The One Big Problem With the Blair Witch Game
I’m putting on my cynical hat today. It’s a long, pointy, witchy one at that. You’ve probably seen that we’re getting a Blair Witch game. Cool. For all it’s faults, I thought the original Blair Witch Project film was quite good, but I haven’t seen Book of Shadows or the more recent Blair Witch. I thought part of the charm of the original was that it was truly a game changer, and one of the first exponents of the found footage horror film, which are now ten-a-penny. I do wonder if, had it not had this originality, it would be considered as good as it is today. But that’s a blog for another day. So, now that a game is on the horizon, what are the potential issues and possible plus points that it may have?
This is without a doubt the biggest problem that the Blair Witch game will face, and it came from all the way back in 2012 - you know the year where the Mayan’s correctly predicted the end of the world? Any game that adopts the ‘found footage’ looking, jump scare inducing, run-or-die style is naturally pitting itself against one of the biggest horror game success stories: Slender.
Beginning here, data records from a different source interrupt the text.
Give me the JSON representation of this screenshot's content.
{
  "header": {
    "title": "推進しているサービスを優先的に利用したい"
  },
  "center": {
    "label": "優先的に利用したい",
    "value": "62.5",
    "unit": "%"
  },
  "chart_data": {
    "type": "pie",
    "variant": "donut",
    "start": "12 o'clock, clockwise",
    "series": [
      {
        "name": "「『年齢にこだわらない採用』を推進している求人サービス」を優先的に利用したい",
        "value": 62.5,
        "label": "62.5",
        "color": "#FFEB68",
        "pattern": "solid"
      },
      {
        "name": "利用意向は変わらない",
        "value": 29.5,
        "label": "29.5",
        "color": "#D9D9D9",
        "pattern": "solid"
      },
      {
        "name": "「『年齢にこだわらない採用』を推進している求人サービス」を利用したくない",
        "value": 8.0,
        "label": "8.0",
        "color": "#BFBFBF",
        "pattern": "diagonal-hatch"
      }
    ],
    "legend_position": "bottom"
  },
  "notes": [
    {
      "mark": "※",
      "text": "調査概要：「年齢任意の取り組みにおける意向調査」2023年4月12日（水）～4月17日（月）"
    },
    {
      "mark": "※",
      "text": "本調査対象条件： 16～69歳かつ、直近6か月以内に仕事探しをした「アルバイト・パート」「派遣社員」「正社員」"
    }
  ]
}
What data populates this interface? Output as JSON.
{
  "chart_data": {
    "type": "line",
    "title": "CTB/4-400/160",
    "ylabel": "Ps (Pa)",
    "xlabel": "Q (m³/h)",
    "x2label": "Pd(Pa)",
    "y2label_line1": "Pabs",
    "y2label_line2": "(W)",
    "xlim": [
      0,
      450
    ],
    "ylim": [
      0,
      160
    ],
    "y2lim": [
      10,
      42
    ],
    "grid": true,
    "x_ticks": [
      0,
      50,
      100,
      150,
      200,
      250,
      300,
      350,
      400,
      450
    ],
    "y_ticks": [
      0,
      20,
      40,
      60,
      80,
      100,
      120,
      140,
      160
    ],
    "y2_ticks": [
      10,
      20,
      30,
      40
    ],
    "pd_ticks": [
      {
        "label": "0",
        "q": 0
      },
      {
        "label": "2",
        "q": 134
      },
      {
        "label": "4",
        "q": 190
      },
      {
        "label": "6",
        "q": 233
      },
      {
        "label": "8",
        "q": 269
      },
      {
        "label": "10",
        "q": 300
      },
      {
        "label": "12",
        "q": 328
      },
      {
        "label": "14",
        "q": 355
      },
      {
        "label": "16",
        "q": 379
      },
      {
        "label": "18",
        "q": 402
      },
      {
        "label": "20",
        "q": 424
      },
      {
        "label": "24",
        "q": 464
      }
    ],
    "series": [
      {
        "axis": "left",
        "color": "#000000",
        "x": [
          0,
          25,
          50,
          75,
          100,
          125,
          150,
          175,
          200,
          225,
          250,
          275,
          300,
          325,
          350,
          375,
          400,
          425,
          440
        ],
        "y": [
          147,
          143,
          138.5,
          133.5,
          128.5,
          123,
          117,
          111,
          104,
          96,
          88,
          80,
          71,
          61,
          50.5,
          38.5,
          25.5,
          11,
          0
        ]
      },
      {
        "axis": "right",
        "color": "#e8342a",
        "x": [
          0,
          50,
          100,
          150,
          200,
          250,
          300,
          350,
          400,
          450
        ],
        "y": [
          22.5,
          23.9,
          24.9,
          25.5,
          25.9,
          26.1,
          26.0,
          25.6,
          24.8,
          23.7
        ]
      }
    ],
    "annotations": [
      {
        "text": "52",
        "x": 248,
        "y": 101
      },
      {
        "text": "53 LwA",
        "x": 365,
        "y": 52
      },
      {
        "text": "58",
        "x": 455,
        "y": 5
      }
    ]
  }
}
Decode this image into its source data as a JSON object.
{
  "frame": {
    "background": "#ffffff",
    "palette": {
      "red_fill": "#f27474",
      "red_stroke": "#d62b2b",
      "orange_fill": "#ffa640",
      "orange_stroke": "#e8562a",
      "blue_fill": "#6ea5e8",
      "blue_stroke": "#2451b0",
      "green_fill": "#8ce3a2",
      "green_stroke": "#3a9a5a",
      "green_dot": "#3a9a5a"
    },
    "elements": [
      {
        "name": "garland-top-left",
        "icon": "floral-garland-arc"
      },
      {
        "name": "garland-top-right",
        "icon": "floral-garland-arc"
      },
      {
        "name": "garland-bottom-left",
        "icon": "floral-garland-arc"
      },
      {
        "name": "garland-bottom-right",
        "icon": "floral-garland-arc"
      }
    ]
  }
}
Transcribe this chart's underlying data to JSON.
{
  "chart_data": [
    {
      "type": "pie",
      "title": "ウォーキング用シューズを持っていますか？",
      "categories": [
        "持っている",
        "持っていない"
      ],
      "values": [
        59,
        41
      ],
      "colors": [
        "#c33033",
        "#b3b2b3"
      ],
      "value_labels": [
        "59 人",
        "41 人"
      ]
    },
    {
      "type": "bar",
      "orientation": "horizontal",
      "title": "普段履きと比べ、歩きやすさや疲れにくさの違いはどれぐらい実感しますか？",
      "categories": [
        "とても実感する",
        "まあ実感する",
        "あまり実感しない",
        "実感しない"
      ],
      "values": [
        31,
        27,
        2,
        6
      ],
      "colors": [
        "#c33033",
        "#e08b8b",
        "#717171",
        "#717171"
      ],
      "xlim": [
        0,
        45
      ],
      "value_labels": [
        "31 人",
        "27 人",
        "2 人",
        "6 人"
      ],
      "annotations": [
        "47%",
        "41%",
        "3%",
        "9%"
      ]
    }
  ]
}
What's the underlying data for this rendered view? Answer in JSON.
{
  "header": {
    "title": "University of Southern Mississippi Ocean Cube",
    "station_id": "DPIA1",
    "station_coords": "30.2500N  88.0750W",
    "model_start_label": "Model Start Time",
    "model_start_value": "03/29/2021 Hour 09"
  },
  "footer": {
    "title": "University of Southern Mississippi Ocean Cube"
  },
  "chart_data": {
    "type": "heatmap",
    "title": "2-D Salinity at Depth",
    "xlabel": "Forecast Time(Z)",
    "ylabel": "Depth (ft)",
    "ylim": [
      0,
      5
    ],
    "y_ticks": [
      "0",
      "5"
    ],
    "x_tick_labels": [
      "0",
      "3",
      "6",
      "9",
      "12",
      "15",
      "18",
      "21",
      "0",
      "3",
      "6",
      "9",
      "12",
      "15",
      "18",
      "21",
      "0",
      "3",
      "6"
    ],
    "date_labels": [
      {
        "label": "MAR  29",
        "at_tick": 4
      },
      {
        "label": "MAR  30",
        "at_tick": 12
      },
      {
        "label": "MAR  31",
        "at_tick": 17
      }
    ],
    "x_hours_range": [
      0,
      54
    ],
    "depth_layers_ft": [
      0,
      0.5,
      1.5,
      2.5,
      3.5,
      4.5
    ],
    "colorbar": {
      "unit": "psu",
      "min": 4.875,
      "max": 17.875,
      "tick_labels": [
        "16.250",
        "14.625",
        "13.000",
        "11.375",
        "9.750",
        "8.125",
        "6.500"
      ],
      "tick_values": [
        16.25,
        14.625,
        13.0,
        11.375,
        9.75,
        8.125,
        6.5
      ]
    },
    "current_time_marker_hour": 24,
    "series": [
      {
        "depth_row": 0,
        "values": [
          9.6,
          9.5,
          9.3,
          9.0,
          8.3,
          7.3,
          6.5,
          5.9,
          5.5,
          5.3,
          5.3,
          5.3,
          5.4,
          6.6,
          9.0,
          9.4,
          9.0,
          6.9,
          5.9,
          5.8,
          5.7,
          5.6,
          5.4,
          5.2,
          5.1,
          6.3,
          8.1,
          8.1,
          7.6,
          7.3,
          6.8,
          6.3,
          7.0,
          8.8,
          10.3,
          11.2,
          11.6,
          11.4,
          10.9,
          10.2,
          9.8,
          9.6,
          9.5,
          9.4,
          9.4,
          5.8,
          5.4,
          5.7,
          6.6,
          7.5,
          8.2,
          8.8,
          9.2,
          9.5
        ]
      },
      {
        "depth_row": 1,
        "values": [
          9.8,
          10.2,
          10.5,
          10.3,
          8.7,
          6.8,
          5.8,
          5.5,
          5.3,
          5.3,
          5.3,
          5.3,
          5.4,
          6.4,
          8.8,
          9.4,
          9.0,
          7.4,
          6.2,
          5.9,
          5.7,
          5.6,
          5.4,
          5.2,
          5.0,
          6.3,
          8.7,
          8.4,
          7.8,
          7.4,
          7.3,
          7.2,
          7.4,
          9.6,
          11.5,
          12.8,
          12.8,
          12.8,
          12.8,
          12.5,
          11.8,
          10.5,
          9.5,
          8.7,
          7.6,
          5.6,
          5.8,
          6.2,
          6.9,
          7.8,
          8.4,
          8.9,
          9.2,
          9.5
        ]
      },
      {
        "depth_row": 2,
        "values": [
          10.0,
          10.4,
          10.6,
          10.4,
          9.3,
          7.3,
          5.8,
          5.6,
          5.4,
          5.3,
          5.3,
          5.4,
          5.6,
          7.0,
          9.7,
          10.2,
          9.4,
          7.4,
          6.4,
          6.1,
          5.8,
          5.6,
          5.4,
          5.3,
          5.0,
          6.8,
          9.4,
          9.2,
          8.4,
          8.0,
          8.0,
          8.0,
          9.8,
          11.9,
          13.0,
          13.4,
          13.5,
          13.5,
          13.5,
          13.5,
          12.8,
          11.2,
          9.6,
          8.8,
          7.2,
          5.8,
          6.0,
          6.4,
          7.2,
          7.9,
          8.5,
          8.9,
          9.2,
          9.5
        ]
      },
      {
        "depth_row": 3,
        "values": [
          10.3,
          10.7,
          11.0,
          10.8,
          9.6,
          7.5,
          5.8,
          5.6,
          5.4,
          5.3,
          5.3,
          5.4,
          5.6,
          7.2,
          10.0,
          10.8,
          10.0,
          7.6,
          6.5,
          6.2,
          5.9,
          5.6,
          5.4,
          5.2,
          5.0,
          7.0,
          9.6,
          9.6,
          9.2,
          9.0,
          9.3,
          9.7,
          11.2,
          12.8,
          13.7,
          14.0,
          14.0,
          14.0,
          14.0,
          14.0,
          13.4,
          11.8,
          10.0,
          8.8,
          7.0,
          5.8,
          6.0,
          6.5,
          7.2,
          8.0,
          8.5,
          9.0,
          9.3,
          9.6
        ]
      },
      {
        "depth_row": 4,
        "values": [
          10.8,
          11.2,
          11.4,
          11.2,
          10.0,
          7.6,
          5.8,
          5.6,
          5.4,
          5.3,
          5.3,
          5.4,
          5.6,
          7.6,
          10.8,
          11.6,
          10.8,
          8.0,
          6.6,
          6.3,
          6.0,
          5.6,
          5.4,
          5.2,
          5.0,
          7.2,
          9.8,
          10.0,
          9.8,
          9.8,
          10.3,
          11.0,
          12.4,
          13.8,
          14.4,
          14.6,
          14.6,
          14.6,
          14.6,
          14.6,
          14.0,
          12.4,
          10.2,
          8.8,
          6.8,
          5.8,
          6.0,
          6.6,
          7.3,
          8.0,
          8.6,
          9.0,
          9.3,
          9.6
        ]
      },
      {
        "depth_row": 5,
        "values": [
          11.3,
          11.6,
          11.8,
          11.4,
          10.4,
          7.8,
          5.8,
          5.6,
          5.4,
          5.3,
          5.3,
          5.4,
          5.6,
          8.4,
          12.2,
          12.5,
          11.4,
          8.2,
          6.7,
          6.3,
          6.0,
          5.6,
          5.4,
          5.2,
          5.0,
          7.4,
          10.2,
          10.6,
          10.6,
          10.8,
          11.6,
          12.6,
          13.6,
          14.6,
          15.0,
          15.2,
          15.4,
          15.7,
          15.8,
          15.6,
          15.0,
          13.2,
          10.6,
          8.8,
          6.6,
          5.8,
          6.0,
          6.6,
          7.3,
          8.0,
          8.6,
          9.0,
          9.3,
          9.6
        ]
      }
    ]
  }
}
If the game boils down to running around in a forest, collecting things whilst avoiding things, then congratulations you’ve essentially just remade one of the most successful indie games of modern times. So, why’s this a problem? Game Freak has essentially ridden this wave with Pokemon by releasing the same game every few years, adding a few more creatures and enough gimmicky features to help it fly off the shelf. The problem is that if you’re planning on charging $30 for a game pre-release, you should be aware of competitors who decided to release a game for free 7 years ago, particularly one which you’re endanger of your game parroting.
The Lore Has It
I’m hopeful that the developers can navigate around this gargantuan freeware hurdle. If they do, the Blair Witch lore may well be the best tool at their disposal. The original film clearly has a large fan base, even if the sequels have - financially at least - paled in comparison. By building on what made the original story interesting, the characters and the vague details we had about the Blair Witch. If they go in hard on the story of the Blair Witch, less on stumbling around in the woods, hiding from an unseen menace, then they can differentiate it from Slender enough to qualify charging for it.
Continue the horror legacy of the first film
The things that made The Blair Witch Project quite good were it’s uniqueness at the time, it’s Dogme 95 style realist acting, and perhaps especially that we see very little horror. I know that the last point may seem quite counter intuitive for a horror, but it’s through suggestion and iconography that the Blair Witch Project was able to be a success. I know in a game, you need to create a more immersive and varied experience, but I don’t want the game to go all-out-horror-around-every-corner. The best horror films, games, books etc know that normality and apparent safety is one of the greatest assets that a horror creator has at their disposal. If this game rolls to heavily down the former, then I think we’re in for a bad time. Instead, I think if they are able to use to slow build of tension throughout the game, the reach a horror crescendo - which could even be a few frames of the Blair Witch, then I think we could capture the essence of the original film, and live it ourselves.
Make the most of the visuals
I’m not too big on visuals myself. I think that it should come after making the game fun, and creating a story, in the pecking order. But in this case, it is something that can truly separate the game from Slender. Being a low-budget indie game, it wasn’t at the top of their priorities to make it look stunning and ultra realistic. Despite my personal opinion, I know that there’s a market out there for good looking games, and from what i’ve seen in the trailers, Blair Witch looks like it’s going to look great. It seems every bit as dark and decaying as the Blair Witch Project looked back in the day, and that can only be a good thing for the developers.
Stay away from the action
I know that this next point puts it more inline with Slender than not, but it’s an important one that needs making. Chucking guns, action, any of that garb into this game would be a huge mistake. I’ve ranted before about the huge problems with action horror games, but to summarise action as a genre suggests that you’ll be equipped for what you’re dealing with, which is camouflaged, aviator wearing half to the push-me-pull you with the bloodied and skeletal horror half. One has to take dominance, and it’s always action, because it’s the action that provides the gameplay to interconnect the story. We may get horror moments, but the gameplay is anything but.
I want this game to fully capture the feeling of hoplessness that the characters in the Blair Witch Project felt. I don’t see evidence to the contrary, but we’re still early days. My fingers are firmly crossed.